Reads config from Application.get_env(:gralkor_ex, :client_http):

  • :url — required. Base URL of the Gralkor server (e.g. "http://127.0.0.1:4000").
  • :plug — optional Req.Test plug tuple for stubbing in tests. Unset in production so Req hits the network directly.

No auth: Gralkor is expected to run under the consumer app's supervision tree, bound to loopback. The consumer owns the trust boundary.

Per-endpoint receive_timeouts, calibrated to the workload. The two endpoints that call Gemini synchronously (/recall and /tools/memory_search) are sized to encompass the google-genai SDK's per-attempt timeout (10 s) and its bounded retry policy (2 attempts, 1–3 s backoff — see server/main.py and gralkor/TEST_TREES.md > Retry ownership). Under sustained Vertex throttling the SDK may still exceed these windows; the consumer's jido_gralkor plugin then degrades gracefully to a memory-less turn.

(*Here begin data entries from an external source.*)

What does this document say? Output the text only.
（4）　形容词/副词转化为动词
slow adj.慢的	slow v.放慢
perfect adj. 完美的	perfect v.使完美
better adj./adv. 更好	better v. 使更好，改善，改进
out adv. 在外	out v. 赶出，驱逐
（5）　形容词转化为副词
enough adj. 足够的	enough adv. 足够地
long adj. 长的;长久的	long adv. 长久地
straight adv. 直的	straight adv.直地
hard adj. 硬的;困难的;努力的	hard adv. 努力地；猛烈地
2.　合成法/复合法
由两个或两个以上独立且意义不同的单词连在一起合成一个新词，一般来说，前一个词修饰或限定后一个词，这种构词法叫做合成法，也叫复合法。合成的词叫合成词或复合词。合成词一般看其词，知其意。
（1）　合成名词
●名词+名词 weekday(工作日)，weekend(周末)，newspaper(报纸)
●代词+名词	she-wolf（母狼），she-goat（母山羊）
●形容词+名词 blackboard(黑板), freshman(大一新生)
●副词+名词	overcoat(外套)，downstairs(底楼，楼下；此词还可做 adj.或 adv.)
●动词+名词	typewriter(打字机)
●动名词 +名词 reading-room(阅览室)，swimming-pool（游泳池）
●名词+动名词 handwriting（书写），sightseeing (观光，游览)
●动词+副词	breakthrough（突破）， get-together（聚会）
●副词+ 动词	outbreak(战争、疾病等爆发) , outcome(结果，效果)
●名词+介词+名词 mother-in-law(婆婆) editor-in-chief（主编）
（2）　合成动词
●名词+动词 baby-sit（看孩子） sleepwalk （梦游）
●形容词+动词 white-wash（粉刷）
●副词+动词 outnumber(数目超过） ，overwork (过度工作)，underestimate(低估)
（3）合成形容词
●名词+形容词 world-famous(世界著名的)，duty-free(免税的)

  • /health (2 s) — cheap liveness check; tight so Gralkor.Connection doesn't flap when the server is under LLM load.
  • /recall (25 s) — graph search (graphiti.search() — RRF, edges only, calls the embedder) plus interpret_facts LLM call. Two sequential L6 calls; each worst-case ~23 s under SDK retry. 25 s covers one full L6.5 retry cycle on the slower call.
  • /tools/memory_search (30 s) — slow graph search (graphiti.search_() with COMBINED_HYBRID_SEARCH_CROSS_ENCODER — cross-encoder reranking + BFS) plus interpret_facts. More upstream work per call than /recall; sized a few seconds higher.
  • /capture (5 s) — server returns 204 immediately after buffering. No synchronous LLM call here; the flush runs in the server-side capture buffer (its own retry schedule).
  • /session_end (5 s) — server returns 204 immediately after scheduling the flush.
  • /tools/memory_add (60 s) — Graphiti entity/edge extraction is slow; only reached from a background Task in the consumer, so the agent never waits.
  • /build-indices, /build-communities (:infinity) — admin operations that scan the whole graph; can run for minutes to hours on a populated database. The operator invokes them explicitly, so blocking the caller is fine.

Returns {:error, reason} on non-2xx or transport failure; raises on missing config or blank session_id. Callers let those surface.